There’s an overwhelming consistency to Western Stars, a welcome quality after the scattershot kitchen-sink approach of 2014’s High Hopes. (The most welcome development, though, is that Tom Morello and his caterwauling guitar solos are nowhere to be found.) And the leftover influence of Springsteens’s Seeger Sessions work that recurred throughout his last couple releases has been fully purged. Still, the larger-than-life arrangements that feel perfectly calibrated to the cheap seats when executed by a world-class rock ’n’ roll band end up sounding reductive (and at times, dangerously close to Muzak) when translated into the sounds of a mini-orchestra. It’s a delight to hear the man summon the musical spirits of his past, but it’s all a bit overly tasteful and mannered to have the force as his usual work. The rough-around-the-edges element of his music has always been a highly calculated aspect of Springsteen’s perfectionist tendencies, but in crafting this record of genteel retro Americana, his smooth sound is missing some bite.

Alex McLevy - 6/12/2019
The A.V. Club



Bruce Springsteen has spent the past few years reminding observers why he’s called the Boss — writing an autobiography, playing the longest shows of his marathon-studded career, selling out a run on Broadway. Now that the footlights have dimmed, he’s back to releasing music, and his 19th album is a gorgeous love letter to the idea of songs providing salvation, a credo that has animated his four-decade-plus recording career.

Western Stars, Springsteen’s first full album of originals since 2012, opens with the 69-year-old’s weathered burr — still one of American music’s most singular instruments, but a bit gnarled by time — paired with a fingerpicked guitar, singing of hitting the road with nothing but his songs and his dreams.
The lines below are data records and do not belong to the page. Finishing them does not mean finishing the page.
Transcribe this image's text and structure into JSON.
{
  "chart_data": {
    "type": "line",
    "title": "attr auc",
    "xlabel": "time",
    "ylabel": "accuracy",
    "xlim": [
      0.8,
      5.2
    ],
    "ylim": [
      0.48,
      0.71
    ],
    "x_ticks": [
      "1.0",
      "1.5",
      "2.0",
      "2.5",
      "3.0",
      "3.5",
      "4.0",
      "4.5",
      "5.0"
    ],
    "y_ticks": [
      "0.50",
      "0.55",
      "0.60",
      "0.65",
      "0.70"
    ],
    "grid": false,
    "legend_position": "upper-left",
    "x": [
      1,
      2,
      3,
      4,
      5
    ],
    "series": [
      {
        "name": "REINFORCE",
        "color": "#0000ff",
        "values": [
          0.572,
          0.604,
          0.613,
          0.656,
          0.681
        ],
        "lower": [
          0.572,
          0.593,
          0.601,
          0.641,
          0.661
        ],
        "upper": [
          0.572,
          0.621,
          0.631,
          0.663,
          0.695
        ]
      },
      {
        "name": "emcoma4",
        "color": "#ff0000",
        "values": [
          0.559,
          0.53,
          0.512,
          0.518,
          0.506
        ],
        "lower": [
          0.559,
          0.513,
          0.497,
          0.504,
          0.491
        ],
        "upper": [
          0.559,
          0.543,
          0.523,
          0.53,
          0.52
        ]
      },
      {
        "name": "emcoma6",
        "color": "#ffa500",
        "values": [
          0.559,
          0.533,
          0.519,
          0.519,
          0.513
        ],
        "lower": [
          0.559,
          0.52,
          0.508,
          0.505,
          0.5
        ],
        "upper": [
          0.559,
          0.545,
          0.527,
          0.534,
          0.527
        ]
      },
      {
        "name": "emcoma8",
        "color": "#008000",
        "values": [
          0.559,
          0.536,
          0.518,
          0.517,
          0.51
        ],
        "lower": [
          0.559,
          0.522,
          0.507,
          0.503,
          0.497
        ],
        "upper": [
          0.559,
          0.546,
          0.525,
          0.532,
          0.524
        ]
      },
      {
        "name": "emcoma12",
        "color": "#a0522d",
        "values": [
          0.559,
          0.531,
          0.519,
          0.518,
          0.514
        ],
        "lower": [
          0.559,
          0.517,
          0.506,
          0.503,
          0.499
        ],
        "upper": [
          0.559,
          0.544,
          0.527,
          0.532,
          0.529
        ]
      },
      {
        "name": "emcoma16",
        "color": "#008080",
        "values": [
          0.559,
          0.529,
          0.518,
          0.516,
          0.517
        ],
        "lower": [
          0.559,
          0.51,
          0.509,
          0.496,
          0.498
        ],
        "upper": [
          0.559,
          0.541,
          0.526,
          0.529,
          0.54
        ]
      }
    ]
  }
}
The song, “Hitch Hikin’,” is a slow-burner, its gradually swelling orchestration adding gravitas to the images the narrator collects during his travels — telephone poles and trees, dashboard photos, the illusion of constant movement. It’s dreamy in a way that recalls passenger-side views on late-night drives, beckoning the listener to come along for the rest of the ride.

Springsteen has said Western Stars is his homage to the pop music that flowed from Southern California in the late ’60s/early ’70s. The lush arrangements of songs like the heart-eyed “Tuscon Train” and the brokenhearted, string-laden “There Goes My Miracle” certainly recall the era of Bacharach and Webb. The coda of “Stones” gives his stoic vocals an emotional counterpoint by way of a twisty, insistent violin solo.

Stars‘ storytelling is also peppered with the hope-filled characters that the New Jersey native has drawn over his career: The central figure of the boot-scooting “Sleepy Joe’s Café” “came home in ’45 and took out a GI loan/On a sleepy little spot an Army cook could call his own”; the eponymous narrator of the simmering “Drive Fast (The Stuntman)” “was looking for anything, any kind of drug to lift me up off this ground” and found love on a B-movie set; the drifter of “Hello Sunshine” looks for redemption on barren streets.

Placing intricately detailed portraiture on massive musical backdrops has been a Springsteen trademark for years, of course, and Western Stars continues this legacy, transforming the enormous into the intimate. That’s the sort of magic Springsteen specializes in conjuring — and he clearly has little interest in slowing down his ride.